The foreland of the receding glaciers is strewn with moraines, piles of rock and sediment that the glaciers leave behind as they retreat. Areas of the foreland that have been exposed for longer have reached later stages of succession and show a different species composition. As the edge of the glacier continues to move up the mountain, a gradient of successional stages emerges. In addition to the enduring mosses that cover the ground throughout all succession stages, the land further downslope can sustain later succession species like birch trees, and areas more recently exposed are home to willows and small shrubs.
The weather conditions in Iceland—low temperatures and strong winds—prevent full grown forests from forming there: the birches and willows remain as small shrubs rather than towering trees. Despite their small size, their presence will change the ecosystem, and they may prove an important tool for storing carbon dioxide as glaciers melt.
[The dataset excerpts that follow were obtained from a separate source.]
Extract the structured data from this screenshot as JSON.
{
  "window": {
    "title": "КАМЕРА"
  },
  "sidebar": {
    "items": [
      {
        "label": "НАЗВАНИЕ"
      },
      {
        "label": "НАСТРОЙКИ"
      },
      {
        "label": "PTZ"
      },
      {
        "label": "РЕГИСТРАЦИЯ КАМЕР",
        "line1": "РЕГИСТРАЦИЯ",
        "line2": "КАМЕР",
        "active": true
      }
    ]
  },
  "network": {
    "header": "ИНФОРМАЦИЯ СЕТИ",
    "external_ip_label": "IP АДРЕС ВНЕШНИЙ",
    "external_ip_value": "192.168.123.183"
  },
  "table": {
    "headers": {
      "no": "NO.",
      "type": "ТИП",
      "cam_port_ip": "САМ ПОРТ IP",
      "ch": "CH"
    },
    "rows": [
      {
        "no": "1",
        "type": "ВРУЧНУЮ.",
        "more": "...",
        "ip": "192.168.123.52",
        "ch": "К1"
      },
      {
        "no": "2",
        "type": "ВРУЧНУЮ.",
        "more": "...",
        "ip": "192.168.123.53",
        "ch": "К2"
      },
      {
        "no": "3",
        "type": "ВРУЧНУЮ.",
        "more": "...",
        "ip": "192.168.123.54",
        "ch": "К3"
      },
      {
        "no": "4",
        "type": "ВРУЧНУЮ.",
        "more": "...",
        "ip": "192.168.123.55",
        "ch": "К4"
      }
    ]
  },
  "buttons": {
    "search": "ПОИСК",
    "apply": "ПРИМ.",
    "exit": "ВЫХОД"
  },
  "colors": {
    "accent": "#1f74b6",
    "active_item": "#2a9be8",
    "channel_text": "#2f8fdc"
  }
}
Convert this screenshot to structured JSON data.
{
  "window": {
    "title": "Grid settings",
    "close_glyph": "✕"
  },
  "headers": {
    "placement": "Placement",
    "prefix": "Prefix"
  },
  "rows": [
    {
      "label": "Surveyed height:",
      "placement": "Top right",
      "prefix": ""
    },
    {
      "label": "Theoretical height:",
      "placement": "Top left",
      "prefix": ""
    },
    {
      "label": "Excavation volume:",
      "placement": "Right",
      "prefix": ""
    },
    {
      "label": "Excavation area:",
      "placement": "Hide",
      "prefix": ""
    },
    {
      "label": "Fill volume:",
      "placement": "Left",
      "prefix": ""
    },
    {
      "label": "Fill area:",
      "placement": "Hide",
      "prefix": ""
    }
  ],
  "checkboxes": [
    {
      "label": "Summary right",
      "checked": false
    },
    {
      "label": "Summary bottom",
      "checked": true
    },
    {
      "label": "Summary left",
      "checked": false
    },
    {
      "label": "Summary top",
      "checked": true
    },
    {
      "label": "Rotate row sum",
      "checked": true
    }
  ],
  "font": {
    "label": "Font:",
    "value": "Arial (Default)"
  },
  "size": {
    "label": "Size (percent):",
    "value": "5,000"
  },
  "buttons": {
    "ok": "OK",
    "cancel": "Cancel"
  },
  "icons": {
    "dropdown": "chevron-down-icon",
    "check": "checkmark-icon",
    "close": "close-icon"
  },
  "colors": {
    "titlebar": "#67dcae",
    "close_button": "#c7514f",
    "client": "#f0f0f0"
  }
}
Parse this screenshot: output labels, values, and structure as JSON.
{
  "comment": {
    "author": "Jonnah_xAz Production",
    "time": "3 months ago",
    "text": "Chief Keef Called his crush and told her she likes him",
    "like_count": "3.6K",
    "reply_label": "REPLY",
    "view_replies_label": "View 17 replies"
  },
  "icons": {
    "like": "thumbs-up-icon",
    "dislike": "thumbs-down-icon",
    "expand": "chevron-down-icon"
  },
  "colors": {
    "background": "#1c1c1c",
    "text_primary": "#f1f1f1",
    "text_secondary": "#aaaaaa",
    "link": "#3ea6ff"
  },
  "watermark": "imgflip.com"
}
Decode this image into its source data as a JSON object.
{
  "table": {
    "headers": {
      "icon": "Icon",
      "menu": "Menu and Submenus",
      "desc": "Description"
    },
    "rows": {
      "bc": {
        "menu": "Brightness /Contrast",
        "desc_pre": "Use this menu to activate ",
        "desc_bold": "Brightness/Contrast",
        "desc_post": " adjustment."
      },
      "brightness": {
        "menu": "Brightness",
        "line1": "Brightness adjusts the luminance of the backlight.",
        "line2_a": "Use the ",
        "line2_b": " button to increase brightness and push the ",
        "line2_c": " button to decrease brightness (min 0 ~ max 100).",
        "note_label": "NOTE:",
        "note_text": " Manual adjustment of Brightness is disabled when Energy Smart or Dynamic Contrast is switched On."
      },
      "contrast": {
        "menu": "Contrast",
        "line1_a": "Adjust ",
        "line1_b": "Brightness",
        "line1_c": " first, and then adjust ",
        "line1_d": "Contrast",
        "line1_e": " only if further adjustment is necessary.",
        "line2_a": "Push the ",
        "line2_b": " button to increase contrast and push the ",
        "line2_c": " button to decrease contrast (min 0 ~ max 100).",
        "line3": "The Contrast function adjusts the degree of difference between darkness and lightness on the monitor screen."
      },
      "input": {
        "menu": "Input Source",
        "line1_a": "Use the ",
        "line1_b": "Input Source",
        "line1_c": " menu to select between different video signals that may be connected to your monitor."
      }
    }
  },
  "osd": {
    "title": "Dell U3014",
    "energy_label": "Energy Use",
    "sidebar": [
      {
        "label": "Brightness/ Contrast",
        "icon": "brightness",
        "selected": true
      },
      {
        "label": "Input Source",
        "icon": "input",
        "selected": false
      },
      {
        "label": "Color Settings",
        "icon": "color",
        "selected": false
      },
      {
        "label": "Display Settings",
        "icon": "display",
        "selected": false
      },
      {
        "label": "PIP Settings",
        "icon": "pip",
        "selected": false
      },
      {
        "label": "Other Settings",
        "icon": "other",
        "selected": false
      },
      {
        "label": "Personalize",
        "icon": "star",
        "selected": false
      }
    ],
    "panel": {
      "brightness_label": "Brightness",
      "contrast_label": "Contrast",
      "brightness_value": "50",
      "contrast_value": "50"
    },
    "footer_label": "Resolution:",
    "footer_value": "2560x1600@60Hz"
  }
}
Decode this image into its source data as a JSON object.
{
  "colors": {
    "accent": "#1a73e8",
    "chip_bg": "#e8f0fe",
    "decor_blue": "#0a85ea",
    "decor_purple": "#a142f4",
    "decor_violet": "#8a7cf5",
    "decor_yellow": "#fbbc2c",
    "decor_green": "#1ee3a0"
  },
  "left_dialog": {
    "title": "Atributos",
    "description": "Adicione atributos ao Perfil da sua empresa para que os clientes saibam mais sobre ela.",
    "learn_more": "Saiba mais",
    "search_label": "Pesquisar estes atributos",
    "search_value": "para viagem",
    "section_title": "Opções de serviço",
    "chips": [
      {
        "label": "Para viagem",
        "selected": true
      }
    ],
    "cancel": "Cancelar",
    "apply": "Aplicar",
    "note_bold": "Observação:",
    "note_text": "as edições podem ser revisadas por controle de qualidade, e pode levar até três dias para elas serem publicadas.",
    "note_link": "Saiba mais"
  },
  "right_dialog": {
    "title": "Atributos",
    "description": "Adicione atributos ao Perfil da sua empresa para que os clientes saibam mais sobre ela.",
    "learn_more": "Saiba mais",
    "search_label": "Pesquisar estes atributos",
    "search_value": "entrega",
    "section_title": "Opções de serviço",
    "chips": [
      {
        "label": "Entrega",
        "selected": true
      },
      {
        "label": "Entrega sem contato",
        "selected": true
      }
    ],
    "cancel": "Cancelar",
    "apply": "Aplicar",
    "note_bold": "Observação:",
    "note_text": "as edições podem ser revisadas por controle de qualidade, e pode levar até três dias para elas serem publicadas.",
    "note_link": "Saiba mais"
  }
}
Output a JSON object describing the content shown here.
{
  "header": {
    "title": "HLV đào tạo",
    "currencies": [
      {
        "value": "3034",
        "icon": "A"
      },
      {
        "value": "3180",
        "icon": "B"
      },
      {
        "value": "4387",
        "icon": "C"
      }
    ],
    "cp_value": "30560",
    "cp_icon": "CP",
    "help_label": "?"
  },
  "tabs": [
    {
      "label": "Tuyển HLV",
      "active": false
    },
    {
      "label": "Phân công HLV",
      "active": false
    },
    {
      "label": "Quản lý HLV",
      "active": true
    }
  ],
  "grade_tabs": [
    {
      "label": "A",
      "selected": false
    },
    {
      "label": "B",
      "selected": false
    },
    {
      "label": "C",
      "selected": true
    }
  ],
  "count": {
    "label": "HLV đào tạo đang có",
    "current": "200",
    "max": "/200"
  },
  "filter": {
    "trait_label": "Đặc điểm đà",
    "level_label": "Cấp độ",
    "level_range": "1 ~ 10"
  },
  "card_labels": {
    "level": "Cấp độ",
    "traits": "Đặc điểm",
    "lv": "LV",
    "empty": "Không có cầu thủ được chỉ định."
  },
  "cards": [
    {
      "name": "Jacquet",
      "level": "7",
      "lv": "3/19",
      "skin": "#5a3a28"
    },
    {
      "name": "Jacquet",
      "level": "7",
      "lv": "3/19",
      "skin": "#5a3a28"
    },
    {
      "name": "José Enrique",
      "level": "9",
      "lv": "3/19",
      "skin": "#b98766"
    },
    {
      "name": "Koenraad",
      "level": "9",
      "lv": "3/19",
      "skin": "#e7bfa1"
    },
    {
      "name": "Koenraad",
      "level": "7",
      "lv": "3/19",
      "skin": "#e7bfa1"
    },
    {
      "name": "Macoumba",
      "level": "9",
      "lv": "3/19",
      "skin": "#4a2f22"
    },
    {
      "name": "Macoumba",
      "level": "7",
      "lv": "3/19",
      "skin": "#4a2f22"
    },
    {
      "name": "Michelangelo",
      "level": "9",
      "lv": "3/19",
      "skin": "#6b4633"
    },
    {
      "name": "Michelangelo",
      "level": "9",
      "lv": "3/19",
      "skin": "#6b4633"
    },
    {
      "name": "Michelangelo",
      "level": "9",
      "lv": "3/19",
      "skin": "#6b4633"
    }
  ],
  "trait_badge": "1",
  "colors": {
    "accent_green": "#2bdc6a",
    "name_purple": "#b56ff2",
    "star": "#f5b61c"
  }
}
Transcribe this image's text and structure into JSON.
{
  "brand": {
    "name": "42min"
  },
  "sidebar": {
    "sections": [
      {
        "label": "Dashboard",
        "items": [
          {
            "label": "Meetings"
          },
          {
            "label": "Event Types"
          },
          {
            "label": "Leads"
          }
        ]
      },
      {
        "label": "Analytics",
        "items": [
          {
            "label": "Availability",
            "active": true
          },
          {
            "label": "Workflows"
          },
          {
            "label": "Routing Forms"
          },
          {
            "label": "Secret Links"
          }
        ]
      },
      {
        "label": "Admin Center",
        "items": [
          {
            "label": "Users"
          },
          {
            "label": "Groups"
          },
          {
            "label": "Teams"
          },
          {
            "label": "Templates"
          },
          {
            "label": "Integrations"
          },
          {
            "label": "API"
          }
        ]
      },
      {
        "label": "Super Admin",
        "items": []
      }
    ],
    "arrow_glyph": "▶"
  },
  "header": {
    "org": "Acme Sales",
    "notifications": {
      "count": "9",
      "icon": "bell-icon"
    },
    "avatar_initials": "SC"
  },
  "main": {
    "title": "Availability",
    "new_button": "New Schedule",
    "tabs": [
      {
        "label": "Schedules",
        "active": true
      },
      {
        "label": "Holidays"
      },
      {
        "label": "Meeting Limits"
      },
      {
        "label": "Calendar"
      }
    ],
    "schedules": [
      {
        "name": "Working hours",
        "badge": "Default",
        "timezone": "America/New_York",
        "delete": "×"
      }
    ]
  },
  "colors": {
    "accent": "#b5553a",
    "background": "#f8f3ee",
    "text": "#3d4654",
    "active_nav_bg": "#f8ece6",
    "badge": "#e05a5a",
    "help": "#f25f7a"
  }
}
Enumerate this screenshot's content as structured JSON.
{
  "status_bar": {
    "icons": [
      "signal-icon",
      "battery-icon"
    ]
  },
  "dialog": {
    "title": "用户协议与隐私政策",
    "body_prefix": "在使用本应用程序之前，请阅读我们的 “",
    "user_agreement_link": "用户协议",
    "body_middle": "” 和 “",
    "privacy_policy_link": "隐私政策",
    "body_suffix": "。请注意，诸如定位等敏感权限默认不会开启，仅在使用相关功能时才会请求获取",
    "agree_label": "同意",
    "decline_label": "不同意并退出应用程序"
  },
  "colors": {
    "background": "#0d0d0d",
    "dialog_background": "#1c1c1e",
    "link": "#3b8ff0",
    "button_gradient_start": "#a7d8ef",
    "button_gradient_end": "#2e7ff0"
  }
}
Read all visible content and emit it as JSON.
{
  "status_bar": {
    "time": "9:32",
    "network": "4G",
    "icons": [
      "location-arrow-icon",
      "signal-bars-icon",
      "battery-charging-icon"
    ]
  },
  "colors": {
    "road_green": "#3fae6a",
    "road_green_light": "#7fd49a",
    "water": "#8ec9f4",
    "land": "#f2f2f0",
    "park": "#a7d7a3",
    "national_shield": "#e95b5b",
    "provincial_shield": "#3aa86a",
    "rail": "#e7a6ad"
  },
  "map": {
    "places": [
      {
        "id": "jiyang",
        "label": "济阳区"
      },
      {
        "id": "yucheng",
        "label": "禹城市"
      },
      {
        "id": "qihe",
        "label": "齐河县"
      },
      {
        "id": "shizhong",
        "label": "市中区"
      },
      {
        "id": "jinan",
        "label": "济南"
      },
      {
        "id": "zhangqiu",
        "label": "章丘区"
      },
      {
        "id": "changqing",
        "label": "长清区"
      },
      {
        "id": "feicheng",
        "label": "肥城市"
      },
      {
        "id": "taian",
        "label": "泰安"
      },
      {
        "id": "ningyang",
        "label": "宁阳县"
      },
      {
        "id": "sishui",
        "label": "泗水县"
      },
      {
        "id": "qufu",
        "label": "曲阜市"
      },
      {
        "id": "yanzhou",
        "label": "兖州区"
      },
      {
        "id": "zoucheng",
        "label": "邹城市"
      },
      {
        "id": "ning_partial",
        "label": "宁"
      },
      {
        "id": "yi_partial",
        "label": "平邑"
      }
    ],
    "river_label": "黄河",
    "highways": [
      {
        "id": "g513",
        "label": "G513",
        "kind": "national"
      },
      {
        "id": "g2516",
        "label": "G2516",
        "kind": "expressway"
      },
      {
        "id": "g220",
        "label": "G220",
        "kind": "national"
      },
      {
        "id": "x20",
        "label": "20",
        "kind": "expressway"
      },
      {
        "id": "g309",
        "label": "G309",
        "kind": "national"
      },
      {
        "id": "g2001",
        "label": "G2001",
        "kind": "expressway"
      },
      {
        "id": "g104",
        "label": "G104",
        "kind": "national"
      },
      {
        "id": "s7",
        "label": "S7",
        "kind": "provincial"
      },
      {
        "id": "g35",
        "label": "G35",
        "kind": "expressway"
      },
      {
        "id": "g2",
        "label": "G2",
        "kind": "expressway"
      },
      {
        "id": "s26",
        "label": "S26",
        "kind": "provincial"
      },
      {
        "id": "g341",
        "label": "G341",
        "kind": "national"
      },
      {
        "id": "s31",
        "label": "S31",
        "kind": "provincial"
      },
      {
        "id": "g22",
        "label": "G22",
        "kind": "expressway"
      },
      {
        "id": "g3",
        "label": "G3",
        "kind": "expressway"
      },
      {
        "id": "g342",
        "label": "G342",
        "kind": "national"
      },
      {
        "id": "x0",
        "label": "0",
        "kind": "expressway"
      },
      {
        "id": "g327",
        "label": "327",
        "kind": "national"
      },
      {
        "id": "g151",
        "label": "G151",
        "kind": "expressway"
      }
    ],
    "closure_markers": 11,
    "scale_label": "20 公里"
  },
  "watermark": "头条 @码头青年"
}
As plants photosynthesize, they take in carbon dioxide and release oxygen. Woody plants like trees and shrubs store the carbon they intake in their leaves, stems and roots. Moss, too, sequesters carbon. The natural increase in plant life on the sites exposed by melting glaciers may serve to help mitigate the released carbon that caused the melting.
This mediating effect could be particularly important as the earth underneath glaciers is revealed. "Once the glacier pulls back, the exposed soil would be subject to erosion and if there is ancient organic matter this could be decomposed, releasing carbon dioxide to the atmosphere," said Kevin Griffin, an ecologist and professor at Columbia University's Department of Earth and Environmental Studies, in an interview with GlacierHub. "This essentially converts a neutral landscape (ice covered) to a carbon source."
The problems associated with glacier melt don't stop at carbon release. Glaciers have very high albedo, a measure of how much light bounces back from a surface. Snow and ice reflect a high percentage of sunlight back into the atmosphere and darker colored surfaces reflect back very little, absorbing the energy instead. Just as a paved road becomes baking hot under the beating sun, darker surfaces absorb more energy from the sun. On a global scale, lower albedo means a warmer planet.
Though plant life is an excellent carbon sink, ground covered in plants rather than ice has a significantly lower albedo. Still, the rapid emergence of vegetation on these sites is a hopeful sign. "While it would be preferable for the ice to remain," said Griffin. "If the ice is going to melt, the establishment of these [plant] systems is the best possible outcome and having it proceed quickly is similarly important."